Justification for selection of repeated dose toxicity via oral route - systemic effects endpoint:
The reliable 4-generation study with life long exposure to Benzoic acid in two first generations allowed to establish an adequate NOEL.

Justification for classification or non-classification

- Repeated dose toxicity, oral:

Based on the above stated assessment of the specific target organ toxicity potential after repeated oral exposure of Methyl benzoate, the compound does not need to be classified according to Council Directive 2001/59/EC (28th ATP of Directive 67/548/EEC) or according to CLP (Regulation (EC) No 1272/2008 of the European Parliament and of the Council) as implementation of UN-GHS in the EU.

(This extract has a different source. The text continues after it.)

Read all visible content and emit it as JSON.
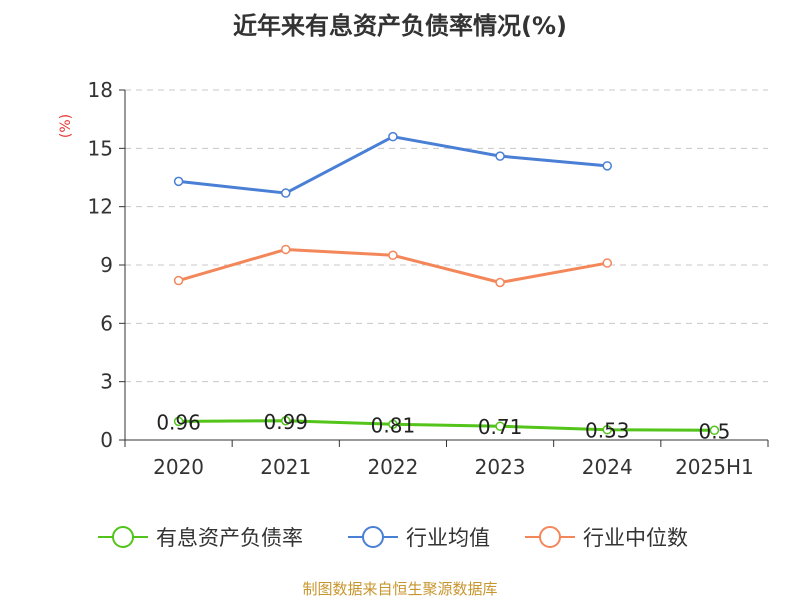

-Repeated dose toxicity, dermal:

As no data of the specific target organ toxicity potential after repeated dermal exposure of Methyl benzoate is available a classification is not possible according to Council Directive 2001/59/EC (28th ATP of Directive 67/548/EEC) or according to CLP (Regulation (EC) No 1272/2008 of the European Parliament and of the Council) as implementation of UN-GHS in the EU.

 

-Repeated dose toxicity, inhalation:

As no data of the specific target organ toxicity potential after repeated dermal exposure of Methyl benzoate is available a classification is not possible according to Council Directive 2001/59/EC (28th ATP of Directive 67/548/EEC) or according to CLP (Regulation (EC) No 1272/2008 of the European Parliament and of the Council) as implementation of UN-GHS in the EU.